Diyarbakır’da, kültürün en önemli bileşenlerinden biri de müziktir. Müziğin Diyarbakır’da, tarihî akış içerisinde, hem sözel yönden, hem de kullanılan çalgılar yönünden şehre ait diğer kültürel pratiklere benzer şekilde değişime uğradığını ve beraber yaşayan farklı topluluklara ait özellikleri bünyesinde taşıyan bir kültür ürünü olarak 2000’li yılların başına kadar baskın tür olarak kendini var etmeyi başardığını görürüz.
Şehrin müzik hayatı, 1900’lerin başına kadar gayrimüslimler ve Gülşenî, Mevlevî ve Kadirî gibi dergâhlara mensup dervişler eliyle yürütülüyordu.

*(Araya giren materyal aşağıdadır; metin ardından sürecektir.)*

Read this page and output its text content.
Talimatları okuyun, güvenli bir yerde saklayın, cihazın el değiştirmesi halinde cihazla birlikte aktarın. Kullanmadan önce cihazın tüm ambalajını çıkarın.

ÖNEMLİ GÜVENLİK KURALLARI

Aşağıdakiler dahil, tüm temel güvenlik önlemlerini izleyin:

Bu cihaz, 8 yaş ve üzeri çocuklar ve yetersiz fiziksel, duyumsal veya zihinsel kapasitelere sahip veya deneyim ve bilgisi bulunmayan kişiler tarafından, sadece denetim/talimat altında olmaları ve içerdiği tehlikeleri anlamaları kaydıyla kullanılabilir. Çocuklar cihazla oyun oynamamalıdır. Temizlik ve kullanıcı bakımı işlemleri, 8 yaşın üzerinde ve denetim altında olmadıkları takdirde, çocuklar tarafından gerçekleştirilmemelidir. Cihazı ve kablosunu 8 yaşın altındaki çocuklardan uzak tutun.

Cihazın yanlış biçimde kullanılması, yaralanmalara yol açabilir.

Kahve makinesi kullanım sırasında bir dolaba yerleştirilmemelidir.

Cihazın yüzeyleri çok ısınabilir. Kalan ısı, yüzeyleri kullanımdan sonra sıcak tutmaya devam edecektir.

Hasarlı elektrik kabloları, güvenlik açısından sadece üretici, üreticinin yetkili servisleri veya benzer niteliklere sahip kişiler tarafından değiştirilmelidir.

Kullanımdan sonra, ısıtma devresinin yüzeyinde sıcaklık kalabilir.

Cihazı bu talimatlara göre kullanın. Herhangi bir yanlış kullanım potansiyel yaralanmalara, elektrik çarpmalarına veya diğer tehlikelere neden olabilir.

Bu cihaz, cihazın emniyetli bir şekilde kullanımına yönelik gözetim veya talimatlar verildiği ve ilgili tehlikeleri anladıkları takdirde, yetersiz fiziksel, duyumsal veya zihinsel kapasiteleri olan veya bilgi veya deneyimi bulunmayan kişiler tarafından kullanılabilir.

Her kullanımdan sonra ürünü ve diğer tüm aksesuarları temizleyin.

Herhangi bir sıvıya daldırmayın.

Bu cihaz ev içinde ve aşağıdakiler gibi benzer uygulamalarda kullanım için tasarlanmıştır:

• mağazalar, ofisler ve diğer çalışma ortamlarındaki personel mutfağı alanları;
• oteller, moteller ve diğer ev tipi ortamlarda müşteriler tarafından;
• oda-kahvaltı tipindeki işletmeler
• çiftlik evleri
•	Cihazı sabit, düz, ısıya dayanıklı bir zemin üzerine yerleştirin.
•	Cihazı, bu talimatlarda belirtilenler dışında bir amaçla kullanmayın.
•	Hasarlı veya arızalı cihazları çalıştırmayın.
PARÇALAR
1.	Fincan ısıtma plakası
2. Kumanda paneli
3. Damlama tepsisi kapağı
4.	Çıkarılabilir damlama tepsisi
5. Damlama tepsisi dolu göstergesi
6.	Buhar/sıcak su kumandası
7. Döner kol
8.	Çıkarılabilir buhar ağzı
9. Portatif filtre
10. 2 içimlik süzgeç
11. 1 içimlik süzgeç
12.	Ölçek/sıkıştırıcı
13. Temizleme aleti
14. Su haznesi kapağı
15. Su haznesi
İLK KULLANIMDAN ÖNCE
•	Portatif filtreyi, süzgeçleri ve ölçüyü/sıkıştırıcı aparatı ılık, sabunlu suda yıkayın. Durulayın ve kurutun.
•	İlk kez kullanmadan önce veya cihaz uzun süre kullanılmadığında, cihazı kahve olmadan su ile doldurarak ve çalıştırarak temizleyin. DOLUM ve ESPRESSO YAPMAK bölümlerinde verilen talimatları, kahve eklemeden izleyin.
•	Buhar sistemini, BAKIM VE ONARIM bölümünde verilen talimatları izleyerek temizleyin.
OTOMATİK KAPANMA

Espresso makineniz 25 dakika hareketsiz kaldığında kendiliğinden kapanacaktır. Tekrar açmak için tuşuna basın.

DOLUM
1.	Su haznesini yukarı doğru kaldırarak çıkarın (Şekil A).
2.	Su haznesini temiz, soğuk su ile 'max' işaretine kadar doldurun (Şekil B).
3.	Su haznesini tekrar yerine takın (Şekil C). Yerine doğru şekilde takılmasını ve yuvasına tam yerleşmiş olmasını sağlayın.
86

Ancak Cumhuriyet’in ilanından sonra gelişen ulusal kültür anlayışı içerisinde tekrar ele alınan müzik eserlerinde, dünyevî kimlik taşıyan örnekler üzerinde yoğunlaşılmış ve icralarda bu örnekler ön plana çıkartılmıştır. Devlet eliyle yapılan derleme toplama çalışmalarında kayıt altına alınan müzikal örnekler belirli rötuşlardan geçirilerek sözel açıdan hedeflenen kültür politikasına uygun biçimde şekillendirilmiştir. Günümüz TRT Türk Halk Müziği repertuvarı içerisinde yer alan Diyarbakır’a ait birçok türkü, çoğunlukla Osmanlı himayesinde geçirilen yılların etkisiyle Klasik Türk Sanat Müziği (KTSM) sazlarıyla seslendirilmiş ve bu icra günümüze değin sürmüştür. Türküler dışında yörede seslendirilen uzun havaların icrasında yine KTSM sazları kullanılmış ve hâlâ kullanılmaktadır.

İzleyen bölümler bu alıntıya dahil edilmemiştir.